I Manage 50+ Engineers. Here’s What’s Actually Changing.
Six months ago, I started tracking something unusual.
Every week, I asked my engineering leads the same question: "Which skills saved you time this week? Which ones felt useless?"
The patterns that emerged surprised me. Not because AI was changing things—everyone expected that. What surprised me was what was changing and what wasn’t.
The Skills That Are Dying
Let me be direct. These skills are losing value fast:
Memorizing syntax. I watched a senior developer spend 20 minutes trying to remember the exact parameters for a PHP function. A junior developer next to him typed it into Claude and had working code in 30 seconds. The senior developer wasn’t slower because he was worse. He was slower because he was using the wrong tool for the job.
Framework-specific expertise. "5 years of React experience" used to mean something. Now it means you know patterns that AI can generate in seconds. The value has shifted from knowing React to knowing when React is the right choice—and when it isn’t.
Writing boilerplate code. This one died quietly. Nobody at WisdmLabs writes CRUD operations by hand anymore. We specify what we need, AI generates it, we review it. The boring parts got automated.
“Years of experience with X.” This credential is becoming meaningless. I’ve seen developers with 2 years of experience outperform 10-year veterans because they learned to work with AI instead of competing against it.
The Skills That Are Thriving
Here’s what I’m seeing in my best performers:
Problem decomposition. Knowing which functions to build matters more than knowing how to build them. The developers who excel break problems into small, testable pieces before touching any code. AI handles the pieces. Humans handle the architecture.
Architectural judgment. AI can’t see trade-offs that span multiple systems. It doesn’t know that your payment provider has a 3-second timeout that will break if you add that extra validation step. It doesn’t know your team has no Redis experience and that caching solution will become a maintenance nightmare. This judgment comes from battle scars, not training data.
Codebase intuition. Every codebase has secrets. The function that looks simple but breaks everything if you change it. The config file that three different services depend on. The workaround from 2019 that nobody documented. This institutional knowledge lives in people’s heads, and AI can’t access it.
User empathy. AI builds what you ask for. It doesn’t build what users actually need. The gap between those two things is where great engineers live. At WisdmLabs, our best developers spend more time talking to users than writing code. AI made that trade-off easier.

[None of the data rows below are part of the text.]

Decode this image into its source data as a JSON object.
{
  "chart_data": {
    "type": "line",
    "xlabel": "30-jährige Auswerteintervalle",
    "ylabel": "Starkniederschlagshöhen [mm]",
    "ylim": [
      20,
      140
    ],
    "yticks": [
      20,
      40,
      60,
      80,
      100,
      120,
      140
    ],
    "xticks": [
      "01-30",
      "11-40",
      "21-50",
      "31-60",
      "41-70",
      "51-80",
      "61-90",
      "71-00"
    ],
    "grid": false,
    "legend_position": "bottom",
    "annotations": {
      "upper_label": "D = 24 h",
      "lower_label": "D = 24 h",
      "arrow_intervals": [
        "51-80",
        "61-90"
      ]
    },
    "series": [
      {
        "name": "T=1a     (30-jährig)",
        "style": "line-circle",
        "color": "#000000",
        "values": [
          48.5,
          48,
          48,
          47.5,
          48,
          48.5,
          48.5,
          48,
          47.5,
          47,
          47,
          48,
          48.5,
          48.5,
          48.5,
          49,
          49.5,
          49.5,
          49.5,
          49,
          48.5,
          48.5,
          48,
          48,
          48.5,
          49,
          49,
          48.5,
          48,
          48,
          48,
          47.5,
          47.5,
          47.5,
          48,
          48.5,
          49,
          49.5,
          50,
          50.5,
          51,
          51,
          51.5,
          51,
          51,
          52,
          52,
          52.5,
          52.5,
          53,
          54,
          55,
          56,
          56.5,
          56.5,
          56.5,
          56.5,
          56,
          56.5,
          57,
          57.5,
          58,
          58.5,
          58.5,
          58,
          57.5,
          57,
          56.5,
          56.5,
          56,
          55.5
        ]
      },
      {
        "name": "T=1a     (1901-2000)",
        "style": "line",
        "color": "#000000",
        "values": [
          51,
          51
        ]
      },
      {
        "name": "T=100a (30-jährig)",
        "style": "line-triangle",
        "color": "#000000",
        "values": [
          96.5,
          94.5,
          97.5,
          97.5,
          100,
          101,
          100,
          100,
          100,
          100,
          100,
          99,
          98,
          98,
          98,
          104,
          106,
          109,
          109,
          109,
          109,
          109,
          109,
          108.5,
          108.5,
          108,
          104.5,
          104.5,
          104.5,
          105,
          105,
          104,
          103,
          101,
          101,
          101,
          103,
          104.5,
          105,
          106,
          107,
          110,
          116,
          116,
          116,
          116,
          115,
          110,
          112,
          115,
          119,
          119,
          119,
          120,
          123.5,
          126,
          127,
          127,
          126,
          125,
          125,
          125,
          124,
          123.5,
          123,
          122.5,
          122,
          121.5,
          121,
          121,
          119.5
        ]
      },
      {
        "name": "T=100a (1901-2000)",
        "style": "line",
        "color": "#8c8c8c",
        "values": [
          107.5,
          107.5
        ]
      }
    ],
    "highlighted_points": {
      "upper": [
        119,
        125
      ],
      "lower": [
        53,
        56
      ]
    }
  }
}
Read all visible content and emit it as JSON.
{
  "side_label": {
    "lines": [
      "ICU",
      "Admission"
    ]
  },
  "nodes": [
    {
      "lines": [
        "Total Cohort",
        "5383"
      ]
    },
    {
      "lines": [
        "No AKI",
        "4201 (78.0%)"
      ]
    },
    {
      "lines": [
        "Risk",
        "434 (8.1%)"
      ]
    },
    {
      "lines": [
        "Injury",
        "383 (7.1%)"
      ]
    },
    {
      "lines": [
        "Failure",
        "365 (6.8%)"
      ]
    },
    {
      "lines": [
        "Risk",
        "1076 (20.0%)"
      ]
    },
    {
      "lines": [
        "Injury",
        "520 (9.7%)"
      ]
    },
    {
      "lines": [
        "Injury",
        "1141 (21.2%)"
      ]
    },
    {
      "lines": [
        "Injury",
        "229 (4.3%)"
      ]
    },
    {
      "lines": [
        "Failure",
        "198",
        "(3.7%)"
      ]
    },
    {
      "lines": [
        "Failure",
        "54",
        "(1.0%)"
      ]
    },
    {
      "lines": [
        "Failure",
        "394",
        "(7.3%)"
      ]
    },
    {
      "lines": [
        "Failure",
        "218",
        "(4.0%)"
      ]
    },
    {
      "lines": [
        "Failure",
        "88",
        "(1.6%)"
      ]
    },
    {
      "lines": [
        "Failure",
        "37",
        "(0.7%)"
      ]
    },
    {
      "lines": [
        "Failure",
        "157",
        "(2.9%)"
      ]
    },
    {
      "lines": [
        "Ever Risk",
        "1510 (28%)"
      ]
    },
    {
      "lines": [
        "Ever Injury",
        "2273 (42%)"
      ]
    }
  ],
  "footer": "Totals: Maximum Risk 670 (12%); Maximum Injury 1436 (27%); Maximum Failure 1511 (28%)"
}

Technical leadership. Deciding when to ship versus when to refactor. Knowing which tech debt to accept and which to fight. Understanding when "good enough" is actually good enough. These decisions require context that no model can provide.
This Isn’t New
Look at history:
- 1990s: Assembly knowledge gave way to high-level languages
- 2000s: Server admin skills gave way to cloud platforms
- 2010s: jQuery expertise gave way to modern frameworks
- 2020s: Framework mastery is giving way to AI-assisted development
- 2025+: Coding ability is giving way to engineering judgment
Abstraction always wins. AI is just the next abstraction layer.
The assembly programmers who complained about C were right that something was lost. They were wrong that it mattered. The value moved up the stack. It’s moving up the stack again.
What I Tell My Engineers
I’ve had versions of this conversation dozens of times in the past year. Here’s the advice that seems to stick:
Shift from implementation to orchestration. Stop thinking “I write React components.” Start thinking “I architect solutions and direct AI to implement them.” The job title might stay the same. The job itself is different.
Double down on what AI can’t do. Deep domain expertise in your company’s context. Stakeholder relationships. Translating technical decisions for non-technical people. Product intuition. These skills are getting more valuable, not less.
Become the bridge. The most valuable engineers aren’t the best coders anymore. They’re the best translators. Business problems to technical solutions. Technical constraints to business language. User pain to product requirements. This translation work is exploding in value.
Build AI fluency, not AI dependency. Know what AI is good at: patterns, boilerplate, translations, explanations. Know what AI is bad at: novel architecture, business context, long-term thinking, your specific codebase. Learn to verify AI output efficiently. Trust but verify.
The Real Shift
The engineers who will thrive aren’t the ones who resist AI. They’re the ones who use it to amplify what was always valuable about them.
I’ve been writing code for 18 years. The first 15 years, my value came from knowing things other people didn’t know. The last 3 years, my value comes from understanding things AI can’t understand.
That’s the shift. Knowledge to understanding. Implementation to judgment. Coding to engineering.
The title of “engineer” is finally starting to match the job.
What skill on the “thriving” list are you investing in most? I’m genuinely curious how other teams are navigating this.